Last month, he unveiled a district roadmap for all to see. The plan for next school year touches on nearly every aspect of the school system — from teacher training to student support services to school budgets and buildings. The plan “will help us change the course of history,” León wrote in a newsletter to families.
Yet the document provides scant details about the dozens of new initiatives it lists — a point made even by people who support the superintendent’s vision.
“The overall premise is a good one,” said John Abeigon, president of the Newark Teachers Union. “We’re still waiting to see more details on how it’s going to be effectuated.”
The plan also does not include student achievement goals for next year, making it hard to judge if his program is a success even by its own lights. Officials said such goals will be included in a 10-year plan to be released in June 2020.
Some Newark residents do not want to wait that long to know if León’s reforms are working or to see improvements.
Kanileah Anderson commended León for inviting parents like her to offer suggestions for his district plan. Yet her daughter still had a permanent substitute for most of the school year, and the high school Anderson applied to for the fall said it does not offer the special-education services her child needs.

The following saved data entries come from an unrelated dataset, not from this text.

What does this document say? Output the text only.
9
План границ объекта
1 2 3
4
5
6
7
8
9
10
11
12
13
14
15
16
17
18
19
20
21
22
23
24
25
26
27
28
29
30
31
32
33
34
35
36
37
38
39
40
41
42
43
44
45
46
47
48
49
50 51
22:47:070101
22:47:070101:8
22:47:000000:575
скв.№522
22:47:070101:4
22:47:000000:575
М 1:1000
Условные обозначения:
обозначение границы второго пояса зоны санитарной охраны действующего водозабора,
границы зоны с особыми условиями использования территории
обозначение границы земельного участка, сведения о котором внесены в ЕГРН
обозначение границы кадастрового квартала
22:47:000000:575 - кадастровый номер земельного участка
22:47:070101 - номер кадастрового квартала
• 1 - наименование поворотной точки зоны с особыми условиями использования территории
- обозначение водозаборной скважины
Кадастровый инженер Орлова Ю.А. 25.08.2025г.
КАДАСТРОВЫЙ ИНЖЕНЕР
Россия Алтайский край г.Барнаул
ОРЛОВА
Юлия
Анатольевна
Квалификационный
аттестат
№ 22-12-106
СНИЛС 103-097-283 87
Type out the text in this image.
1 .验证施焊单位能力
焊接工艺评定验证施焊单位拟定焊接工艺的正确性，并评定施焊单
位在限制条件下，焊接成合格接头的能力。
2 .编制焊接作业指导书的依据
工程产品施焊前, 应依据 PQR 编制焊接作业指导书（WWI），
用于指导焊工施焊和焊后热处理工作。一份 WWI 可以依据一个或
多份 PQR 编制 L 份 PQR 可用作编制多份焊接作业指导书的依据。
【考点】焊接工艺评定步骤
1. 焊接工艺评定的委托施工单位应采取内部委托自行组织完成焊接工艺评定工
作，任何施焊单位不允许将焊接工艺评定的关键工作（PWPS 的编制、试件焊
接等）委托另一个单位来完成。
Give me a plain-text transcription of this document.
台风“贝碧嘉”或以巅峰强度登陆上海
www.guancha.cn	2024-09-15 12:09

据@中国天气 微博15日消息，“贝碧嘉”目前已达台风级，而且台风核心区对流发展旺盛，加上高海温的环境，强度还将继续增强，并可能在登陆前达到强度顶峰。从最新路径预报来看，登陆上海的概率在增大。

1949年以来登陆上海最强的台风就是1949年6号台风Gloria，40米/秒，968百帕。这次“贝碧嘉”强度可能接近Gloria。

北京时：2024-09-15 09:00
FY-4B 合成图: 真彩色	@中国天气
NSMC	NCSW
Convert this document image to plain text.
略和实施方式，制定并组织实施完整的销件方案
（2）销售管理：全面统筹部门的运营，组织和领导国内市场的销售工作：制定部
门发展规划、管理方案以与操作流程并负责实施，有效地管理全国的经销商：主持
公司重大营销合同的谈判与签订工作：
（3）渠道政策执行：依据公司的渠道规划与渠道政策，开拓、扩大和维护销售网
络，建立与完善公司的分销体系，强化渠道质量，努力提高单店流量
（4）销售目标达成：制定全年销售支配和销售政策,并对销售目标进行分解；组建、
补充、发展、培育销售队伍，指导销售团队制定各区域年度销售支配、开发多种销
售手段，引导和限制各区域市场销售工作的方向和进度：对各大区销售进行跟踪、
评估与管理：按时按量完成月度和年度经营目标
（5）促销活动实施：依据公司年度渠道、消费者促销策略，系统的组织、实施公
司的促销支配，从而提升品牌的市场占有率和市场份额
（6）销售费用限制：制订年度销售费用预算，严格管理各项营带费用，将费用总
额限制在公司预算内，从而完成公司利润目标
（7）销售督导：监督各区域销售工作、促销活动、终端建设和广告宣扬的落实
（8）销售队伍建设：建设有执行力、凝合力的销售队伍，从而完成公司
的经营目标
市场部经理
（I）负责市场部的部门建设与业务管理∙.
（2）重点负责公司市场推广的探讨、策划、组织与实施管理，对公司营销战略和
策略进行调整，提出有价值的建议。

“I was able to talk to them,” Anderson said of officials in León’s administration. “But I still don’t think anything changed.”
León also has other pressing matters to attend to. He must reach a deal with the teachers union to replace the contract that expired last month. And he must find funds to upgrade the district’s aging infrastructure. Last week, the Newark NAACP sent León a letter requesting that school buildings in disrepair receive any urgent upgrades — including to air conditioners, lights, and bathrooms — before classes resume in September.
At a meeting in Trenton last month where León presented his plan, members of the state board of education praised León’s vision and his efforts to improve student attendance, which appear to be bearing fruit. But they also pressed him for details about his plan, called Clarity 2020. “There’s no good way to say this,” one board member said, “I’m confused on Clarity.”
Another member, Ronald Butcher, said he was “very, very encouraged” by León’s presentation, which included a graph of Newark students’ test scores. But he left León with a challenge.
“Come back to us next year,” Butcher said, “and demonstrate that what you did made a difference in that graph.”